SPI confusion

N

Niv

I have to interface several DACs, ADCs and temp sensors (all different
mnfrs of course) to an FPGA.
Now, the data sheets all say they are SPI compatible.
All seem to have a serial clock and chip select input.
The DACs have serial data input,
the ADCs have serial data output,
the temp sensor has a single data I/O pin!

Now the SPI spec seems to sort of agree (not with single I/O pin
though).
I need to write some VHDL that'll handle all the above, so I have a
common module,
in, out & I/O controlled by generics probably (as well as max clock
speed).

The VHDL block will be the master, controlled via our in-house common
bus structure from
a remote(ish) processor

Anyone point me at some SPI clarification please?

(Or I could be greedy & ask for pre-written example to start me off).

Regards, Niv.
 
D

David R Brooks

Niv said:
I have to interface several DACs, ADCs and temp sensors (all different
mnfrs of course) to an FPGA.
Now, the data sheets all say they are SPI compatible.
All seem to have a serial clock and chip select input.
The DACs have serial data input,
the ADCs have serial data output,
the temp sensor has a single data I/O pin!

Now the SPI spec seems to sort of agree (not with single I/O pin
though).
I need to write some VHDL that'll handle all the above, so I have a
common module,
in, out & I/O controlled by generics probably (as well as max clock
speed).

The VHDL block will be the master, controlled via our in-house common
bus structure from
a remote(ish) processor

Anyone point me at some SPI clarification please?

(Or I could be greedy & ask for pre-written example to start me off).

Regards, Niv.
The temp sensor isn't a Dallas "One Wire" device, by any chance?
1W and SPI are two very different beasts.
 
N

Niv

David said:
The temp sensor isn't a Dallas "One Wire" device, by any chance?
1W and SPI are two very different beasts.

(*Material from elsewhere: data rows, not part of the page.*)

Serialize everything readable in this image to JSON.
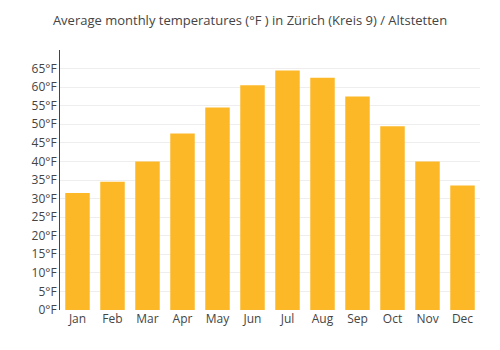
{
  "chart_data": {
    "type": "bar",
    "title": "Average monthly temperatures (°F ) in Zürich (Kreis 9) / Altstetten",
    "categories": [
      "Jan",
      "Feb",
      "Mar",
      "Apr",
      "May",
      "Jun",
      "Jul",
      "Aug",
      "Sep",
      "Oct",
      "Nov",
      "Dec"
    ],
    "values": [
      31.5,
      34.5,
      40.0,
      47.5,
      54.5,
      60.5,
      64.5,
      62.5,
      57.5,
      49.5,
      40.0,
      33.5
    ],
    "color": "#FDB827",
    "ylim": [
      0,
      70
    ],
    "yticks": [
      {
        "value": 0,
        "label": "0°F"
      },
      {
        "value": 5,
        "label": "5°F"
      },
      {
        "value": 10,
        "label": "10°F"
      },
      {
        "value": 15,
        "label": "15°F"
      },
      {
        "value": 20,
        "label": "20°F"
      },
      {
        "value": 25,
        "label": "25°F"
      },
      {
        "value": 30,
        "label": "30°F"
      },
      {
        "value": 35,
        "label": "35°F"
      },
      {
        "value": 40,
        "label": "40°F"
      },
      {
        "value": 45,
        "label": "45°F"
      },
      {
        "value": 50,
        "label": "50°F"
      },
      {
        "value": 55,
        "label": "55°F"
      },
      {
        "value": 60,
        "label": "60°F"
      },
      {
        "value": 65,
        "label": "65°F"
      }
    ],
    "grid": true
  }
}
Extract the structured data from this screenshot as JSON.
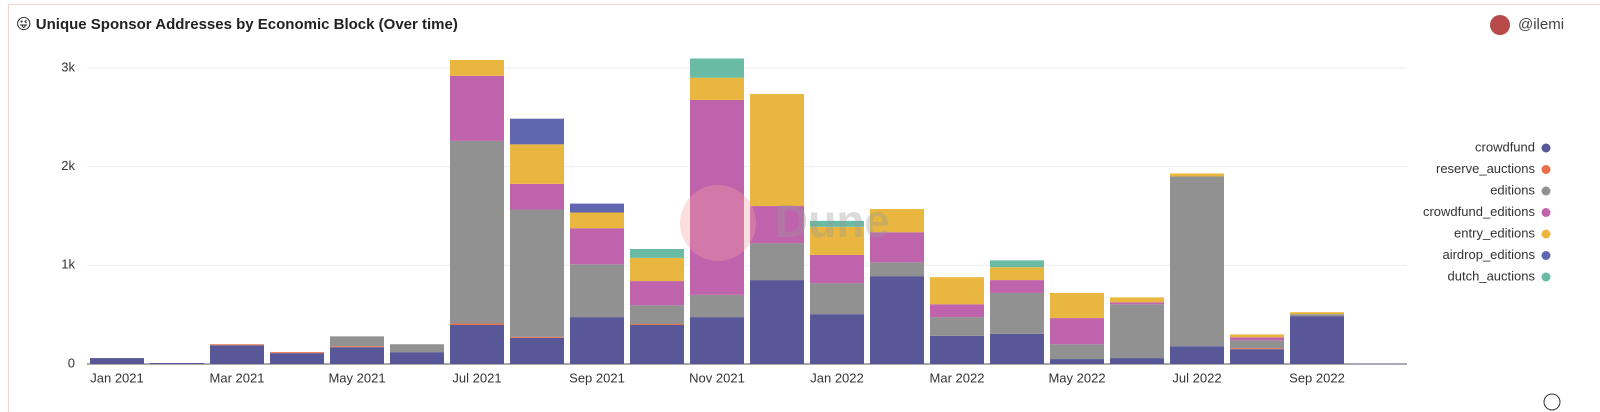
{
  "chart_data": {
    "type": "stacked_bar",
    "title": "😜 Unique Sponsor Addresses by Economic Block (Over time)",
    "author": "@ilemi",
    "watermark": "Dune",
    "categories": [
      "Jan 2021",
      null,
      "Mar 2021",
      null,
      "May 2021",
      null,
      "Jul 2021",
      null,
      "Sep 2021",
      null,
      "Nov 2021",
      null,
      "Jan 2022",
      null,
      "Mar 2022",
      null,
      "May 2022",
      null,
      "Jul 2022",
      null,
      "Sep 2022",
      null
    ],
    "series": [
      {
        "name": "crowdfund",
        "color": "#585797",
        "values": [
          60,
          10,
          190,
          110,
          170,
          120,
          395,
          265,
          475,
          395,
          475,
          850,
          505,
          890,
          285,
          305,
          50,
          60,
          180,
          150,
          485,
          5
        ]
      },
      {
        "name": "reserve_auctions",
        "color": "#e8704c",
        "values": [
          0,
          0,
          10,
          10,
          10,
          0,
          15,
          10,
          0,
          10,
          0,
          0,
          0,
          0,
          0,
          0,
          0,
          0,
          0,
          10,
          0,
          0
        ]
      },
      {
        "name": "editions",
        "color": "#919191",
        "values": [
          0,
          0,
          0,
          0,
          100,
          80,
          1850,
          1290,
          535,
          190,
          225,
          375,
          315,
          140,
          190,
          415,
          150,
          545,
          1720,
          80,
          20,
          0
        ]
      },
      {
        "name": "crowdfund_editions",
        "color": "#c063ad",
        "values": [
          0,
          0,
          0,
          0,
          0,
          0,
          660,
          260,
          365,
          245,
          1975,
          375,
          285,
          305,
          130,
          130,
          265,
          20,
          0,
          30,
          0,
          0
        ]
      },
      {
        "name": "entry_editions",
        "color": "#e9b73f",
        "values": [
          0,
          0,
          0,
          0,
          0,
          0,
          160,
          400,
          160,
          235,
          225,
          1135,
          285,
          235,
          275,
          130,
          255,
          50,
          30,
          30,
          20,
          0
        ]
      },
      {
        "name": "airdrop_editions",
        "color": "#6067b0",
        "values": [
          0,
          0,
          0,
          0,
          0,
          0,
          0,
          260,
          90,
          0,
          0,
          0,
          0,
          0,
          0,
          0,
          0,
          0,
          0,
          0,
          0,
          0
        ]
      },
      {
        "name": "dutch_auctions",
        "color": "#6abba3",
        "values": [
          0,
          0,
          0,
          0,
          0,
          0,
          0,
          0,
          0,
          90,
          195,
          0,
          60,
          0,
          0,
          70,
          0,
          0,
          0,
          0,
          0,
          0
        ]
      }
    ],
    "ylim": [
      0,
      3100
    ],
    "yticks": [
      0,
      {
        "value": 1000,
        "label": "1k"
      },
      {
        "value": 2000,
        "label": "2k"
      },
      {
        "value": 3000,
        "label": "3k"
      }
    ],
    "grid": true,
    "legend": "right"
  }
}
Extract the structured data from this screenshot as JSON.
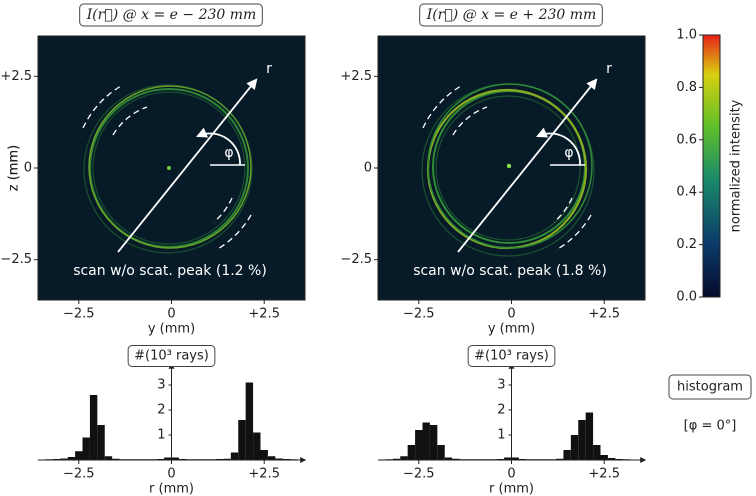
{
  "chart_data": [
    {
      "type": "image",
      "title": "I(r⃗) @ x = e − 230 mm",
      "xlabel": "y (mm)",
      "ylabel": "z (mm)",
      "xlim": [
        -3.6,
        3.6
      ],
      "ylim": [
        -3.6,
        3.6
      ],
      "xticks": [
        {
          "value": -2.5,
          "label": "−2.5"
        },
        0,
        {
          "value": 2.5,
          "label": "+2.5"
        }
      ],
      "yticks": [
        {
          "value": -2.5,
          "label": "−2.5"
        },
        0,
        {
          "value": 2.5,
          "label": "+2.5"
        }
      ],
      "annotation": "scan w/o scat. peak (1.2 %)",
      "arrow_label": "r",
      "angle_label": "φ"
    },
    {
      "type": "image",
      "title": "I(r⃗) @ x = e + 230 mm",
      "xlabel": "y (mm)",
      "ylabel": "z (mm)",
      "xlim": [
        -3.6,
        3.6
      ],
      "ylim": [
        -3.6,
        3.6
      ],
      "xticks": [
        {
          "value": -2.5,
          "label": "−2.5"
        },
        0,
        {
          "value": 2.5,
          "label": "+2.5"
        }
      ],
      "yticks": [
        {
          "value": -2.5,
          "label": "−2.5"
        },
        0,
        {
          "value": 2.5,
          "label": "+2.5"
        }
      ],
      "annotation": "scan w/o scat. peak (1.8 %)",
      "arrow_label": "r",
      "angle_label": "φ"
    },
    {
      "type": "colorbar",
      "label": "normalized intensity",
      "ylim": [
        0,
        1
      ],
      "yticks": [
        {
          "value": 0,
          "label": "0.0"
        },
        0.2,
        0.4,
        0.6,
        0.8,
        {
          "value": 1,
          "label": "1.0"
        }
      ]
    },
    {
      "type": "histogram",
      "title": "#(10³ rays)",
      "xlabel": "r (mm)",
      "color": "#111111",
      "xlim": [
        -3.6,
        3.6
      ],
      "ylim": [
        0,
        3.6
      ],
      "xticks": [
        {
          "value": -2.5,
          "label": "−2.5"
        },
        0,
        {
          "value": 2.5,
          "label": "+2.5"
        }
      ],
      "yticks": [
        1,
        2,
        3
      ],
      "bins": [
        -3.6,
        -3.4,
        -3.2,
        -3,
        -2.8,
        -2.6,
        -2.4,
        -2.2,
        -2,
        -1.8,
        -1.6,
        -1.4,
        -1.2,
        -1,
        -0.8,
        -0.6,
        -0.4,
        -0.2,
        0,
        0.2,
        0.4,
        0.6,
        0.8,
        1,
        1.2,
        1.4,
        1.6,
        1.8,
        2,
        2.2,
        2.4,
        2.6,
        2.8,
        3,
        3.2,
        3.4,
        3.6
      ],
      "values": [
        0.02,
        0.03,
        0.04,
        0.06,
        0.12,
        0.35,
        0.9,
        2.6,
        1.4,
        0.15,
        0.05,
        0.03,
        0.03,
        0.03,
        0.03,
        0.03,
        0.04,
        0.1,
        0.1,
        0.04,
        0.03,
        0.03,
        0.03,
        0.03,
        0.04,
        0.05,
        0.3,
        1.6,
        3.1,
        1.1,
        0.4,
        0.15,
        0.06,
        0.04,
        0.03,
        0.02
      ]
    },
    {
      "type": "histogram",
      "title": "#(10³ rays)",
      "xlabel": "r (mm)",
      "color": "#111111",
      "xlim": [
        -3.6,
        3.6
      ],
      "ylim": [
        0,
        3.6
      ],
      "xticks": [
        {
          "value": -2.5,
          "label": "−2.5"
        },
        0,
        {
          "value": 2.5,
          "label": "+2.5"
        }
      ],
      "yticks": [
        1,
        2,
        3
      ],
      "bins": [
        -3.6,
        -3.4,
        -3.2,
        -3,
        -2.8,
        -2.6,
        -2.4,
        -2.2,
        -2,
        -1.8,
        -1.6,
        -1.4,
        -1.2,
        -1,
        -0.8,
        -0.6,
        -0.4,
        -0.2,
        0,
        0.2,
        0.4,
        0.6,
        0.8,
        1,
        1.2,
        1.4,
        1.6,
        1.8,
        2,
        2.2,
        2.4,
        2.6,
        2.8,
        3,
        3.2,
        3.4,
        3.6
      ],
      "values": [
        0.02,
        0.03,
        0.05,
        0.15,
        0.6,
        1.2,
        1.5,
        1.4,
        0.6,
        0.1,
        0.05,
        0.03,
        0.03,
        0.03,
        0.03,
        0.03,
        0.04,
        0.1,
        0.1,
        0.04,
        0.03,
        0.03,
        0.03,
        0.03,
        0.05,
        0.4,
        1.0,
        1.6,
        1.9,
        0.6,
        0.2,
        0.08,
        0.04,
        0.03,
        0.02,
        0.02
      ]
    }
  ],
  "side_note": {
    "box": "histogram",
    "condition": "[φ = 0°]"
  }
}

No, it's an LM70, supposedly "SPI" but has a single I/O pin along with
clock & cs pins.
It switches from output to input after 16 clocks if cs is still active.
Think I'll just not use that feature as it powers up in "normal" mode.

Niv.
 
D

devices

I guess that "SPI compatible" only refers to
"One master device - to - One slave device" topology.
Chances are that they were not meant to be used in a chain
 
D

Dal

Downalod the Motorola (Freescale) 68HC11 data sheet and see the
Synchronous Peripheral Interface section.